Sono 121 gli equipaggi iscritti alla gara del prossimo 23 e 24 aprile, ci saranno anche Andreucci e Scandola

CINGOLI, 19 aprile 2021 – E’ record di iscrizioni al 28° Rally Adriatico in programma a Cingoli e a Jesi per il 23 e il 24 aprile. Sono 121, infatti, gli iscritti alla gara per la prima volta in assoluto nella storia, con sei equipaggi in più rispetto all’edizione dello scorso settembre, nell’evento organizzato da Prs Group con il patrocinio del Comune di Cingoli.

Sarà il primo atto del Campionato Italiano Rally Terra, valido anche per il Campionato Italiano Rally Terra Storico, per il “tricolore” Cross Country (ammessi soltanto i “side by side”), per la Coppa Rally di Quinta Zona, per l’R Italian Trophy, per la Michelin Zone Rally Cup e per il Trofeo Andrea Dini, in ricordo del giovane pilota di motocross, grande appassionato di rally, scomparso nel 2017 a seguito di un incidente in gara. Ci saranno grandi piloti, come il pluricampione Paolo Andreucci su Citroen C3 ed il veronese Umberto Scandola su Hyundai, tra i due maggiori detentori proprio del Rally Adriatico. Sono 40, inoltre, le vetture di classe R5 iscritte.

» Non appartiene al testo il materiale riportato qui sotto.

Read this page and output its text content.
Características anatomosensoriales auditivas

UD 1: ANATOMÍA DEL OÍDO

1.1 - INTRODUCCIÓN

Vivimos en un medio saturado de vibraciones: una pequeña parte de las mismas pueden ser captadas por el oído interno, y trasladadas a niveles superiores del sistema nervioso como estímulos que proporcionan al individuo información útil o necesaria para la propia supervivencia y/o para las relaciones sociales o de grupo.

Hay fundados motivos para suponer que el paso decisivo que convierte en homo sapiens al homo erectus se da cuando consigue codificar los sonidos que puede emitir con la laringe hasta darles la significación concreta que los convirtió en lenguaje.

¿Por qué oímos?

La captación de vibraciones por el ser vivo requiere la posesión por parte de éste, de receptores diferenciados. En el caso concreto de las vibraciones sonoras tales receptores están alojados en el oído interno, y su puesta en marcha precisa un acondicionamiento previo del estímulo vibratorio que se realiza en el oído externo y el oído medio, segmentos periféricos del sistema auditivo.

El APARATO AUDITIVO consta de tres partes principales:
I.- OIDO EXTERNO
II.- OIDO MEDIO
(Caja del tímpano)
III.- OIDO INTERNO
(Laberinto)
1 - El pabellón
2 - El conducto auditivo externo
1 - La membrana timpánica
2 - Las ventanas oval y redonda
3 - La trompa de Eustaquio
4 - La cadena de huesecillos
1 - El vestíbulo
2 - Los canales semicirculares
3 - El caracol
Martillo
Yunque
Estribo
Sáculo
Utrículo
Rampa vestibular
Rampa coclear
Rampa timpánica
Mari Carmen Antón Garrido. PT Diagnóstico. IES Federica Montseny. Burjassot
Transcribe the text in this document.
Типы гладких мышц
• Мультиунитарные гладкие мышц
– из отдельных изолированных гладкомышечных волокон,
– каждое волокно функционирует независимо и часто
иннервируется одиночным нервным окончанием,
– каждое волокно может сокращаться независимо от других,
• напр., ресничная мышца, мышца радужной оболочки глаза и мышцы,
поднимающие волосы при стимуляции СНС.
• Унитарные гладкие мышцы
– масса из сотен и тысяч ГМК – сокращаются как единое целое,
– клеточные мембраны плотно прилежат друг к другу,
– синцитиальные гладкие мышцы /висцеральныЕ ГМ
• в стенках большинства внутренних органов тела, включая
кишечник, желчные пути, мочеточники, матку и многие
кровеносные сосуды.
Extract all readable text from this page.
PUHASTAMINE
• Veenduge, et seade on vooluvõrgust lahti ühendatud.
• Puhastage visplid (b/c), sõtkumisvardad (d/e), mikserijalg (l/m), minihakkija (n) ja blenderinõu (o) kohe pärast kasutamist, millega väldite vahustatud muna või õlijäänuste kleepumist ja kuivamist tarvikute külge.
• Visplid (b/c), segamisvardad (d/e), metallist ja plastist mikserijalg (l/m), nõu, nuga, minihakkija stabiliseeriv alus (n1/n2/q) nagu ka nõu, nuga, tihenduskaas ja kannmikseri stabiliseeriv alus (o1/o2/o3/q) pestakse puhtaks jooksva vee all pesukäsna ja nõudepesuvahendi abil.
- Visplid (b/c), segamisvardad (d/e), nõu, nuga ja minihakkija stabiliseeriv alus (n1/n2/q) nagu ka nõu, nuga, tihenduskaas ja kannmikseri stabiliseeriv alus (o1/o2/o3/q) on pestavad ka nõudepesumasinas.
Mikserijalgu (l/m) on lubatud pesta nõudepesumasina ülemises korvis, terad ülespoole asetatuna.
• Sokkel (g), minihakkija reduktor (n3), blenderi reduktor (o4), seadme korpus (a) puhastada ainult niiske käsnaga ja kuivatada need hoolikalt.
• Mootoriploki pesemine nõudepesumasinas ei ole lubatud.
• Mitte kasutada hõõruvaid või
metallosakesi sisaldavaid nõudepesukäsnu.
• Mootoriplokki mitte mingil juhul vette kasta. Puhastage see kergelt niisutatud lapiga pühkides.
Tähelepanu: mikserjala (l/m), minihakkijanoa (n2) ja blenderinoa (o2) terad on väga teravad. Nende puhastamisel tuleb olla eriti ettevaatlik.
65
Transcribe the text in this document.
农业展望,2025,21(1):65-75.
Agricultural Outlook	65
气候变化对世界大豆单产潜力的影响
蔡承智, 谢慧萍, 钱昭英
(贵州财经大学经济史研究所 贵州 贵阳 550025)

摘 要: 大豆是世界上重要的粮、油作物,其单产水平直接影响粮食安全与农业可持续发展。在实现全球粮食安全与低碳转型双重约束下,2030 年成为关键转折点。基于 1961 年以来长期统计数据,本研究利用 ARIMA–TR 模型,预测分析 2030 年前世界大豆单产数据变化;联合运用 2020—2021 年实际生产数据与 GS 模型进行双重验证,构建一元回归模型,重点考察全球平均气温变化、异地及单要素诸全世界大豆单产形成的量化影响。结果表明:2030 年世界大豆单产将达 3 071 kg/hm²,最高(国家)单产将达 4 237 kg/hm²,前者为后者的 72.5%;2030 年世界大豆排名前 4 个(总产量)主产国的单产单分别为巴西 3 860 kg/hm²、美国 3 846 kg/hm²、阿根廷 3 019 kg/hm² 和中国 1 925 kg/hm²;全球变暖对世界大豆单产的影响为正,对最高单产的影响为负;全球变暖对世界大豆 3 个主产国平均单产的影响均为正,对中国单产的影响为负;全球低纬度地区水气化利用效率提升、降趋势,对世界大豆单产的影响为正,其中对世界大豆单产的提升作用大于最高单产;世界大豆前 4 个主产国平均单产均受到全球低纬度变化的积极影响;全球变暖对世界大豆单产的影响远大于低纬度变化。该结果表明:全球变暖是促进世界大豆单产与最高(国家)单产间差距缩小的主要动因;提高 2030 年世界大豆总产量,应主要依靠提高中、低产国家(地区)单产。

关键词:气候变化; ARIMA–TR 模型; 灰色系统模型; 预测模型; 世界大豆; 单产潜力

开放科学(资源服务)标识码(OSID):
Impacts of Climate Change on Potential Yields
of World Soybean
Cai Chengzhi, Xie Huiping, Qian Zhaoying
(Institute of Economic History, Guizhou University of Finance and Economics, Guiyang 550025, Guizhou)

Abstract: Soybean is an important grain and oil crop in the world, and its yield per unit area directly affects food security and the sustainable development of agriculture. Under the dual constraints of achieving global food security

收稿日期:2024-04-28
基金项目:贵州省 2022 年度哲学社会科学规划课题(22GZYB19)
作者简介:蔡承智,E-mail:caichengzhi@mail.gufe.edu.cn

«Siamo felici e lusingati di questa dimostrazione di affetto e di stima da parte dei piloti e delle squadre verso la nostra gara – commenta Oriano Agostini di Prs Group, al timone dell’evento da sempre – credo che abbiamo due segnali importanti: il primo è appunto quello che la nostra gara rientra negli interessi di chi corre ed il secondo che le gare su terra hanno sempre un forte appeal, sicuramente sono ritenute una palestra di guida e certamente di grande divertimento. Ringrazio tutti coloro che hanno accettato la nostra sfida, ringrazio anche tutte le istituzioni che ci stanno al fianco nell’organizzazione, a partire dal Comune di Cingoli, cercheremo di non disattendere le loro aspettative. E buon rally a tutti!».

E’ ancora il “Balcone delle Marche” a ospitare il Rally Adriatico, divenendo una location storica e “mitica” dell’evento, un vero e proprio riferimento per i rallies italiani su strada bianca. La gara quest’anno più che mai viene accolta con grande entusiasmo dal territorio, in quanto rappresenta l’avvio della stagione turistica con il movimento di persone che potrà portare appunto con la competizione. 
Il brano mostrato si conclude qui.